Enquanto isso, a casa de seu Osmar está literalmente caindo sobre sua cabeça, “porque eu não vou tentar fazer uma reforma numa coisa que vai ser demolida”. E mesmo que quisesse, o homem não podia.

A situação em casa está “braba”. Não pode mexer na terra em que nasceu, nem sabe se quem chega primeiro a sua casa: a indenização ou as águas do Açude Figueiredo.

Mais informações

Departamento Nacional de Obras Contra as Secas (Dnocs)
Telefone: (85) 3391.5105
Defensoria Pública da União
Telefone: (85) 3474.8750

Retomada das obras deveria ter ocorrido desde 2010

Famílias ainda aguardam indenizações.
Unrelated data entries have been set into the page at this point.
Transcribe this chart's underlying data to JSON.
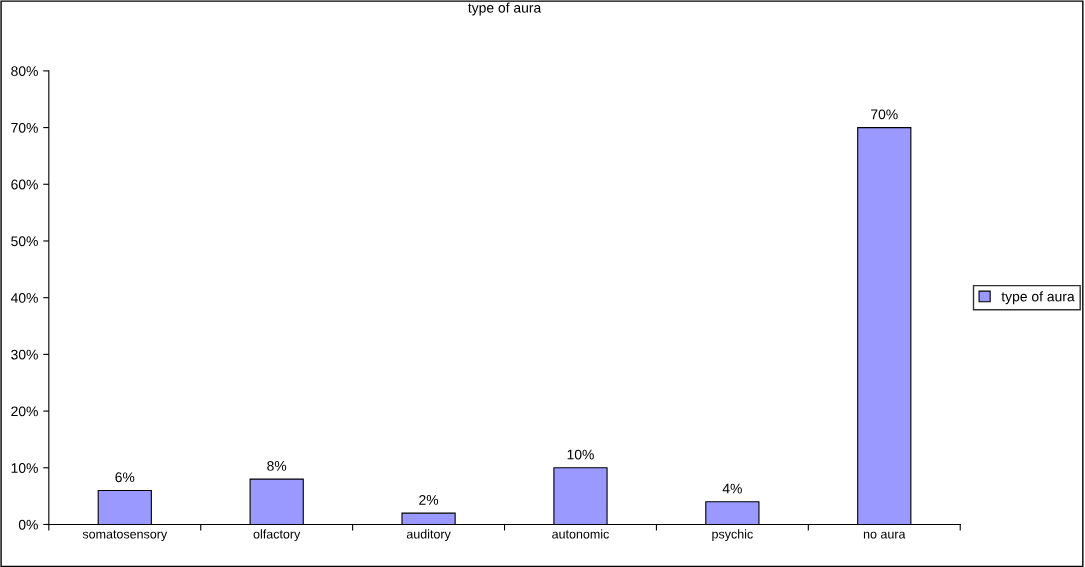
{
  "chart_data": {
    "type": "bar",
    "title": "type of aura",
    "categories": [
      "somatosensory",
      "olfactory",
      "auditory",
      "autonomic",
      "psychic",
      "no aura"
    ],
    "series": [
      {
        "name": "type of aura",
        "color": "#9999ff",
        "values": [
          6,
          8,
          2,
          10,
          4,
          70
        ],
        "value_labels": [
          "6%",
          "8%",
          "2%",
          "10%",
          "4%",
          "70%"
        ]
      }
    ],
    "ylim": [
      0,
      80
    ],
    "yticks": [
      {
        "value": 0,
        "label": "0%"
      },
      {
        "value": 10,
        "label": "10%"
      },
      {
        "value": 20,
        "label": "20%"
      },
      {
        "value": 30,
        "label": "30%"
      },
      {
        "value": 40,
        "label": "40%"
      },
      {
        "value": 50,
        "label": "50%"
      },
      {
        "value": 60,
        "label": "60%"
      },
      {
        "value": 70,
        "label": "70%"
      },
      {
        "value": 80,
        "label": "80%"
      }
    ],
    "grid": false,
    "legend": "right"
  }
}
Curiosamente, os proprietários com menor poder aquisitivo são os que ainda esperam por definição. Não podem reformar as casas e não sabem quando serão transferidos

Após auditoria em obras públicas do Dnocs no País, a Controladoria Geral da União encaminhou à presidência da república relatório apontando uma série de irregularidades na obra da Barragem do Figueiredo. Em valores, ao menos R$ 13,5 milhões de prejuízo direto. Quando o relatório ficou pronto, o então diretor do Dnocs, Elias Fernandes, negou irregularidades, mas demitiu a direção da comissão que acompanhava a obra. Depois o próprio Elias Fernandes foi demitido pelo Ministro da Integração Nacional, por orientação da presidente Dilma. O canteiro de obras da barragem está abandonado. Dnocs diz que a obra deve ser retomada ainda neste ano. O Termo de Ajustamento de Conduta (TAC) firmado com o Ministério Público Federal é desobedecido há um ano e oito meses. Previa multa diária de R$ 1 mil.
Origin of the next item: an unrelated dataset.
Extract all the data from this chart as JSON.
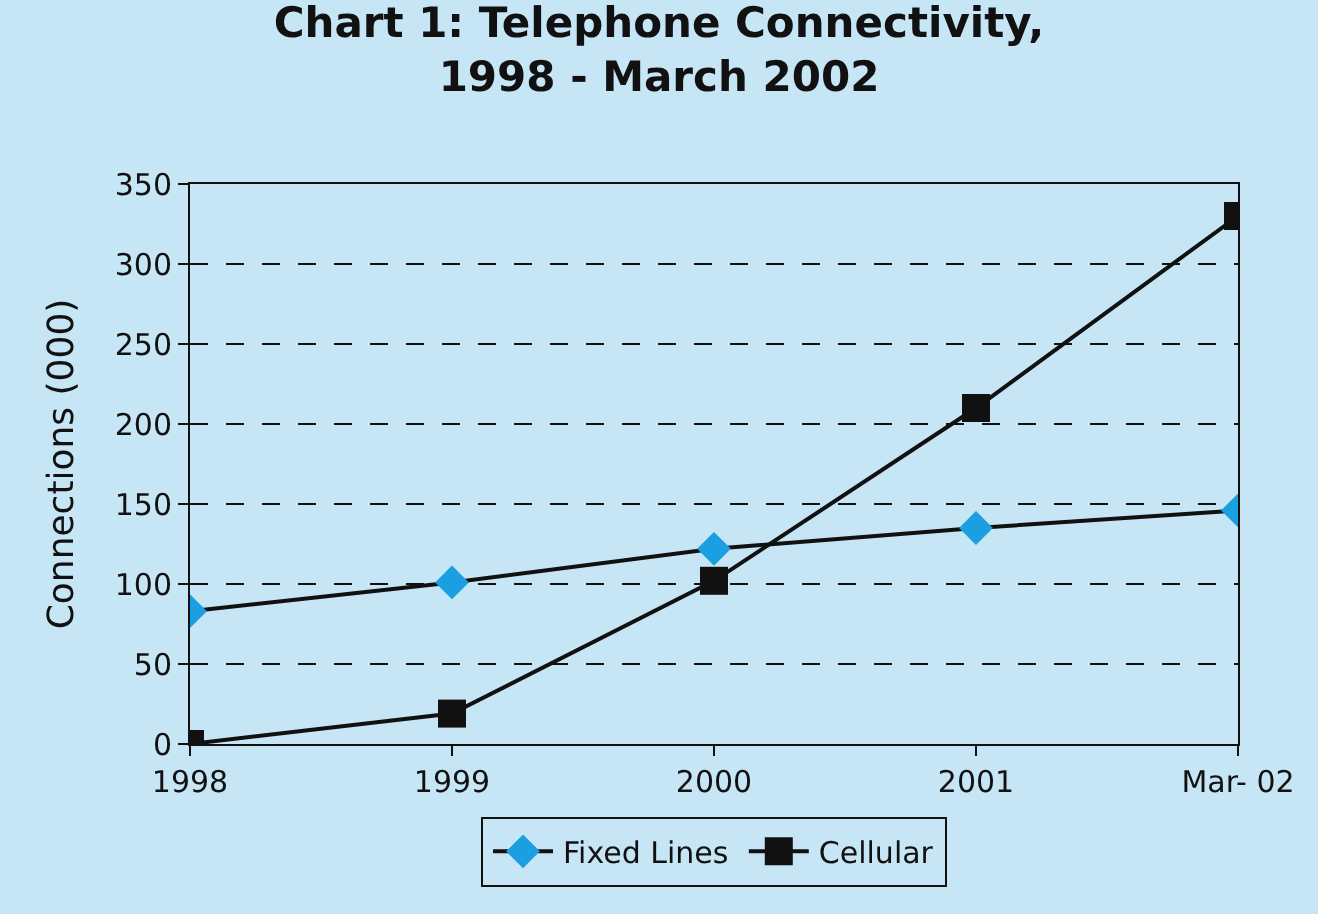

A Barragem do Figueiredo foi uma das primeiras obras do Dnocs avaliadas na mais recente auditoria realizada no órgão. O primeiro questionamento dos auditores foi a falta de informações referentes a desapropriações, cadastro e reassentamentos de terra no relatório da Procuradoria do Dnocs. Depois foi verificado que o relatório da empresa de consultoria tinha sido em parte copiada do próprio relatório de supervisão do Dnocs. O relatório também aponta pagamento indevido de equipamentos por inobservância dos critérios de medição, inclusive nas escavações, com erros nas explosões com dinamite. O pagamento indevido decorrente das medições teriam totalizado R$ 1,7 milhão. O Dnocs chegou a reconhecer falhas apontadas pelo relatório, mas que situações de sobrepreço não chegaram a ser pagas à empresa construtora.
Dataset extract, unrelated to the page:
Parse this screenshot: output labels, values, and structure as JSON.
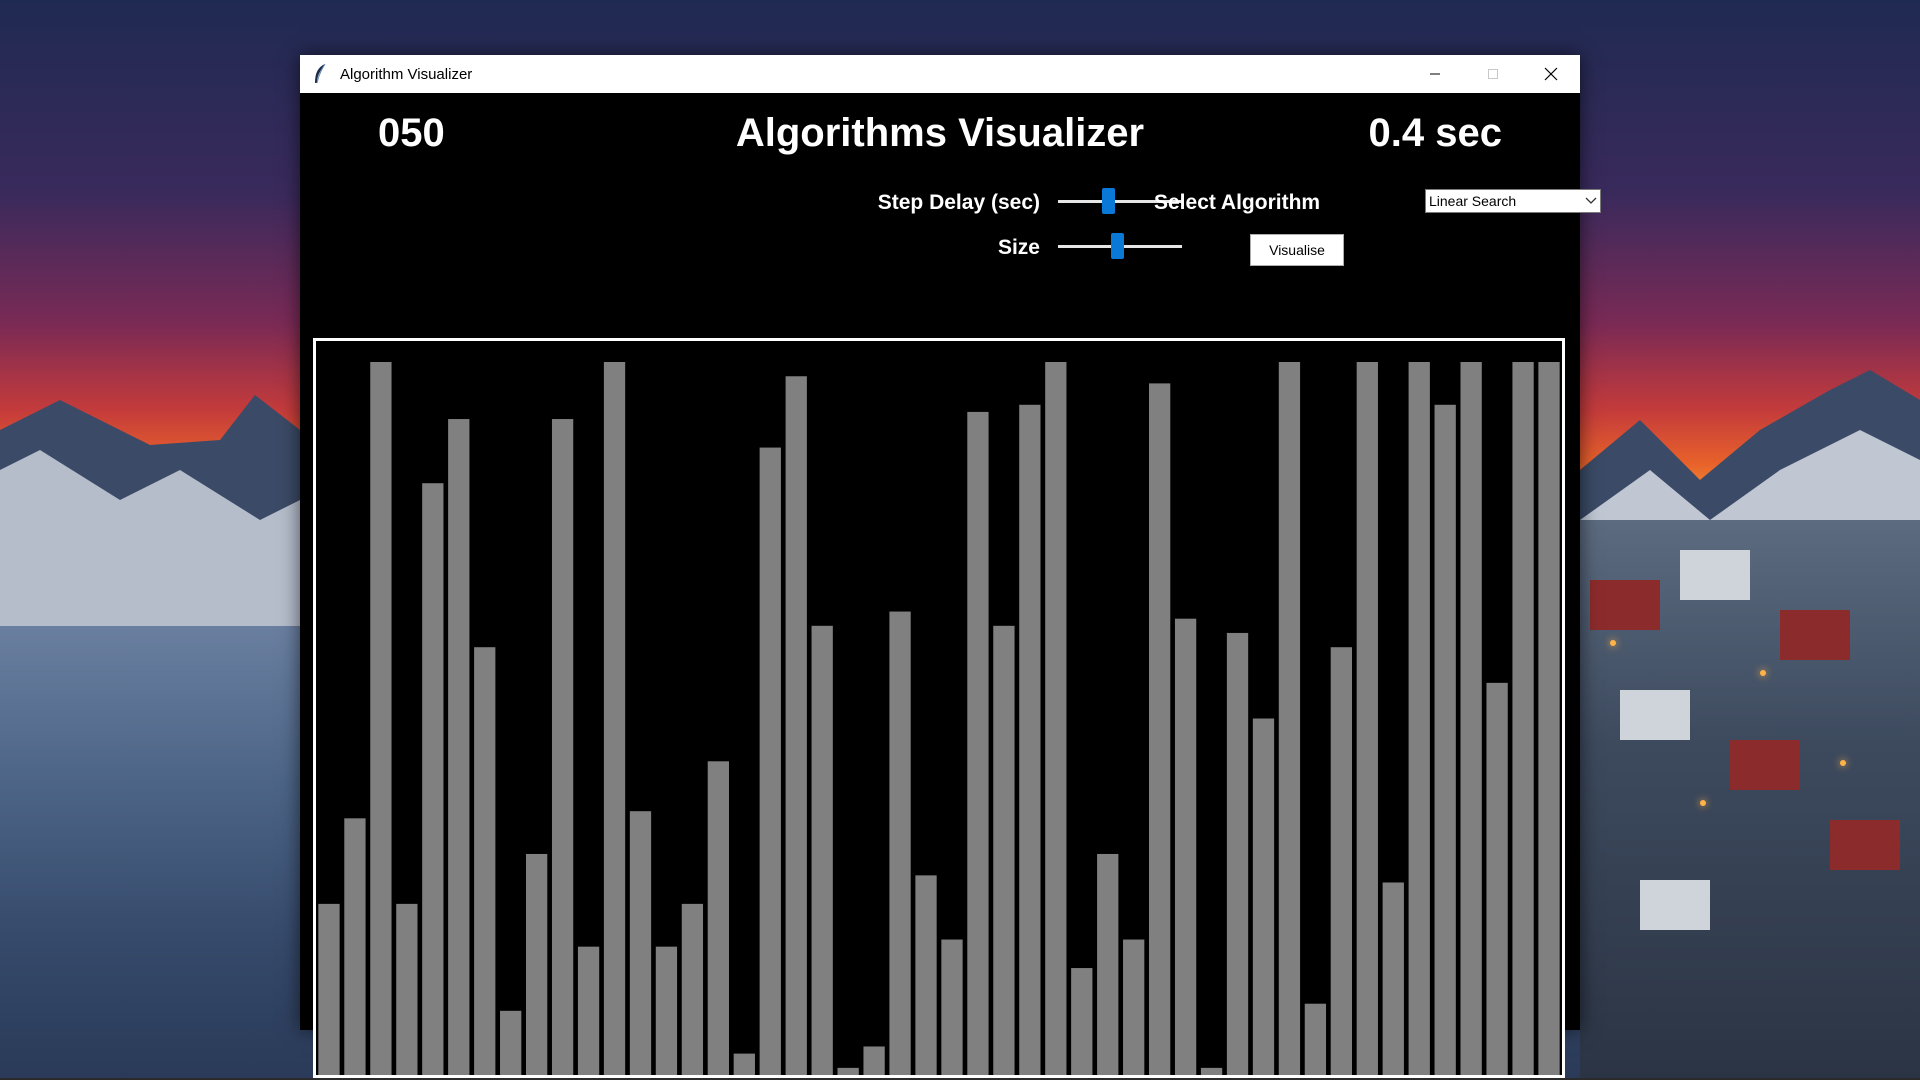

No ano de 2010, diante da ação de fechamento da barragem e com as famílias ainda morando na área a ser inundada, esses moradores ocuparam o canteiro de obras, como forma de pressionar o Dnocs a concluir as indenizações e suas casas. As obras sofreram um mês de paralisação e a Queiroz Galvão pediu indenização de R$ 3,4 milhões.

A auditoria considerou o pagamento irregular, uma vez que no contrato da obra já são previstos custos “eventuais”. Os auditores apontaram ainda “inércia do diretor geral do Dnocs” (à época, Elias Fernandes) quanto a definição de contratação dos serviços de desmatamento na barragem, “gerando incerteza física e financeira para a conclusão do empreendimento, além de existência de superestimativa e sobrepreço no projeto básico de desmatamento no valor de R$ 13 milhões. Essa e outras denúncias totalizariam um pagamento indevido de ao menos R$ 17 milhões. Hoje no Dnocs pouco se fala sobre o problema. Nem mesmo os diretores de departamento quiseram falar com a reportagem. “Esse assunto é só com o nosso diretor-geral”, afirmou um deles. O diretor-geral, Emerson Fernandes, não foi encontrado pela reportagem.